Exceptions to the 60-day Period of Compliance
Exceptions to the 60-day period of compliance will be made where:
- Structural changes have eliminated the reasons for termination. “Reasonable assurance” will be considered established as of the date such structural changes were completed. The effective date will be that date or the date of filing the new request to participate, whichever is later.
- “Reasonable assurance” is not established even after 60 days of compliance, because of the facility’s history of misrepresentation or of making temporary corrections and then relapsing into the old deficiencies that were the basis for termination. The effective date in such cases would be the earliest date after 60 days at which “reasonable assurance” is deemed to have been established, or the filing date of the new request to participate, whichever is later.
Fiscal Considerations for CMS Facility Readmission Requirements
Upon being notified that a terminated provider has filed a request for participation, the RO telephones the Medicare Administrative Contractor (MAC), which previously serviced the facility (formerly known as a Fiscal Intermediary or FI), and requests information concerning any unresolved financial problems (e.g., an overpayment that must be recovered) so that the RO can determine whether such issues must be resolved before the facility is permitted to participate.
The RO also contacts the MAC that will service the facility upon readmission (this may be either the MAC which previously serviced the facility or another MAC) and asks it to make sure that the facility has made adequate provisions for furnishing the financial and accounting data required under the participation agreement. Where termination was based on fiscal considerations, either entirely or in combination with deficiencies in health and safety factors, the MAC will also be requested to check and report on whether the deficiencies have been corrected. This report should include:
- The basis for believing that the deficiencies that led to termination of the provider agreement have (or have not) been corrected.

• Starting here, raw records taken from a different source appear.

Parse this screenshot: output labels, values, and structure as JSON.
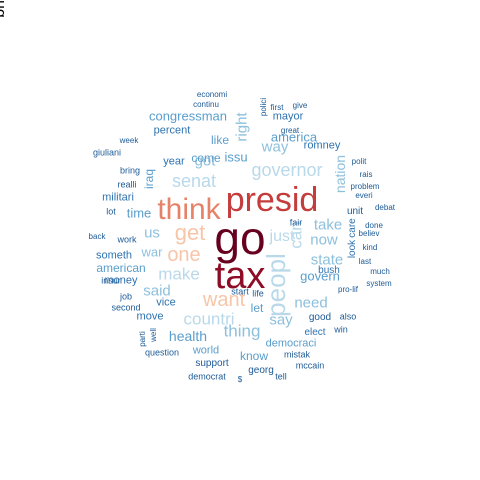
{
  "cloud": {
    "words": [
      {
        "text": "go",
        "color": "#67001f"
      },
      {
        "text": "tax",
        "color": "#8e0c25"
      },
      {
        "text": "presid",
        "color": "#c43c3c"
      },
      {
        "text": "think",
        "color": "#e58267"
      },
      {
        "text": "get",
        "color": "#f7c5a8"
      },
      {
        "text": "one",
        "color": "#f7c5a8"
      },
      {
        "text": "want",
        "color": "#f7c5a8"
      },
      {
        "text": "peopl",
        "color": "#b9d9ea"
      },
      {
        "text": "governor",
        "color": "#b9d9ea"
      },
      {
        "text": "senat",
        "color": "#b9d9ea"
      },
      {
        "text": "make",
        "color": "#b9d9ea"
      },
      {
        "text": "countri",
        "color": "#b9d9ea"
      },
      {
        "text": "can",
        "color": "#b9d9ea"
      },
      {
        "text": "just",
        "color": "#b9d9ea"
      },
      {
        "text": "thing",
        "color": "#8dc0dd"
      },
      {
        "text": "said",
        "color": "#8dc0dd"
      },
      {
        "text": "now",
        "color": "#8dc0dd"
      },
      {
        "text": "take",
        "color": "#8dc0dd"
      },
      {
        "text": "state",
        "color": "#8dc0dd"
      },
      {
        "text": "say",
        "color": "#8dc0dd"
      },
      {
        "text": "need",
        "color": "#8dc0dd"
      },
      {
        "text": "way",
        "color": "#8dc0dd"
      },
      {
        "text": "got",
        "color": "#8dc0dd"
      },
      {
        "text": "us",
        "color": "#8dc0dd"
      },
      {
        "text": "right",
        "color": "#8dc0dd"
      },
      {
        "text": "nation",
        "color": "#8dc0dd"
      },
      {
        "text": "war",
        "color": "#8dc0dd"
      },
      {
        "text": "america",
        "color": "#5a9ecc"
      },
      {
        "text": "govern",
        "color": "#5a9ecc"
      },
      {
        "text": "health",
        "color": "#5a9ecc"
      },
      {
        "text": "issu",
        "color": "#5a9ecc"
      },
      {
        "text": "time",
        "color": "#5a9ecc"
      },
      {
        "text": "like",
        "color": "#5a9ecc"
      },
      {
        "text": "come",
        "color": "#5a9ecc"
      },
      {
        "text": "congressman",
        "color": "#5a9ecc"
      },
      {
        "text": "american",
        "color": "#5a9ecc"
      },
      {
        "text": "iraq",
        "color": "#5a9ecc"
      },
      {
        "text": "let",
        "color": "#5a9ecc"
      },
      {
        "text": "know",
        "color": "#5a9ecc"
      },
      {
        "text": "world",
        "color": "#5a9ecc"
      },
      {
        "text": "democraci",
        "color": "#5a9ecc"
      },
      {
        "text": "militari",
        "color": "#2e73b0"
      },
      {
        "text": "year",
        "color": "#2e73b0"
      },
      {
        "text": "money",
        "color": "#2e73b0"
      },
      {
        "text": "mayor",
        "color": "#2e73b0"
      },
      {
        "text": "romney",
        "color": "#2e73b0"
      },
      {
        "text": "vice",
        "color": "#2e73b0"
      },
      {
        "text": "move",
        "color": "#2e73b0"
      },
      {
        "text": "percent",
        "color": "#2e73b0"
      },
      {
        "text": "someth",
        "color": "#2e73b0"
      },
      {
        "text": "bush",
        "color": "#2e73b0"
      },
      {
        "text": "elect",
        "color": "#2e73b0"
      },
      {
        "text": "look",
        "color": "#2e73b0"
      },
      {
        "text": "care",
        "color": "#2e73b0"
      },
      {
        "text": "fair",
        "color": "#1d5a96"
      },
      {
        "text": "unit",
        "color": "#1d5a96"
      },
      {
        "text": "good",
        "color": "#1d5a96"
      },
      {
        "text": "life",
        "color": "#1d5a96"
      },
      {
        "text": "support",
        "color": "#1d5a96"
      },
      {
        "text": "georg",
        "color": "#1d5a96"
      },
      {
        "text": "mistak",
        "color": "#1d5a96"
      },
      {
        "text": "win",
        "color": "#1d5a96"
      },
      {
        "text": "also",
        "color": "#1d5a96"
      },
      {
        "text": "mccain",
        "color": "#1d5a96"
      },
      {
        "text": "question",
        "color": "#1d5a96"
      },
      {
        "text": "democrat",
        "color": "#1d5a96"
      },
      {
        "text": "tell",
        "color": "#1d5a96"
      },
      {
        "text": "bring",
        "color": "#1d5a96"
      },
      {
        "text": "job",
        "color": "#1d5a96"
      },
      {
        "text": "work",
        "color": "#1d5a96"
      },
      {
        "text": "lot",
        "color": "#1d5a96"
      },
      {
        "text": "realli",
        "color": "#1d5a96"
      },
      {
        "text": "insur",
        "color": "#1d5a96"
      },
      {
        "text": "second",
        "color": "#1d5a96"
      },
      {
        "text": "parti",
        "color": "#1d5a96"
      },
      {
        "text": "well",
        "color": "#1d5a96"
      },
      {
        "text": "giuliani",
        "color": "#1d5a96"
      },
      {
        "text": "week",
        "color": "#1d5a96"
      },
      {
        "text": "continu",
        "color": "#1d5a96"
      },
      {
        "text": "economi",
        "color": "#1d5a96"
      },
      {
        "text": "polici",
        "color": "#1d5a96"
      },
      {
        "text": "first",
        "color": "#1d5a96"
      },
      {
        "text": "give",
        "color": "#1d5a96"
      },
      {
        "text": "great",
        "color": "#1d5a96"
      },
      {
        "text": "polit",
        "color": "#1d5a96"
      },
      {
        "text": "rais",
        "color": "#1d5a96"
      },
      {
        "text": "problem",
        "color": "#1d5a96"
      },
      {
        "text": "debat",
        "color": "#1d5a96"
      },
      {
        "text": "done",
        "color": "#1d5a96"
      },
      {
        "text": "believ",
        "color": "#1d5a96"
      },
      {
        "text": "kind",
        "color": "#1d5a96"
      },
      {
        "text": "last",
        "color": "#1d5a96"
      },
      {
        "text": "much",
        "color": "#1d5a96"
      },
      {
        "text": "system",
        "color": "#1d5a96"
      },
      {
        "text": "pro-lif",
        "color": "#1d5a96"
      },
      {
        "text": "everi",
        "color": "#1d5a96"
      },
      {
        "text": "back",
        "color": "#1d5a96"
      },
      {
        "text": "start",
        "color": "#1d5a96"
      },
      {
        "text": "$",
        "color": "#1d5a96"
      },
      {
        "text": "bring",
        "color": "#1d5a96"
      }
    ]
  }
}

- If corrected, a description of:
- When and how this was done;
- The evidence showing compliance has existed for a sufficient period of time; and
- The MAC’s reasons for concluding that the deficiencies will not recur.
- A description of any other fiscal and reimbursement problems and the basis of believing these should (or should not) affect certification of the facility.
Seeking Professional Guidance
Navigating the Medicare provider re-enrollment process after an involuntary termination is a complex undertaking with significant legal and operational implications. Given the intricacies of CMS facility readmission requirements and the potential for substantial delays, it is highly advisable for health facilities to seek professional legal counsel specializing in healthcare law or to contact CMS directly for guidance specific to their unique situation. Proper preparation and expert advice can significantly improve the chances of successful reinstating Medicare billing privileges.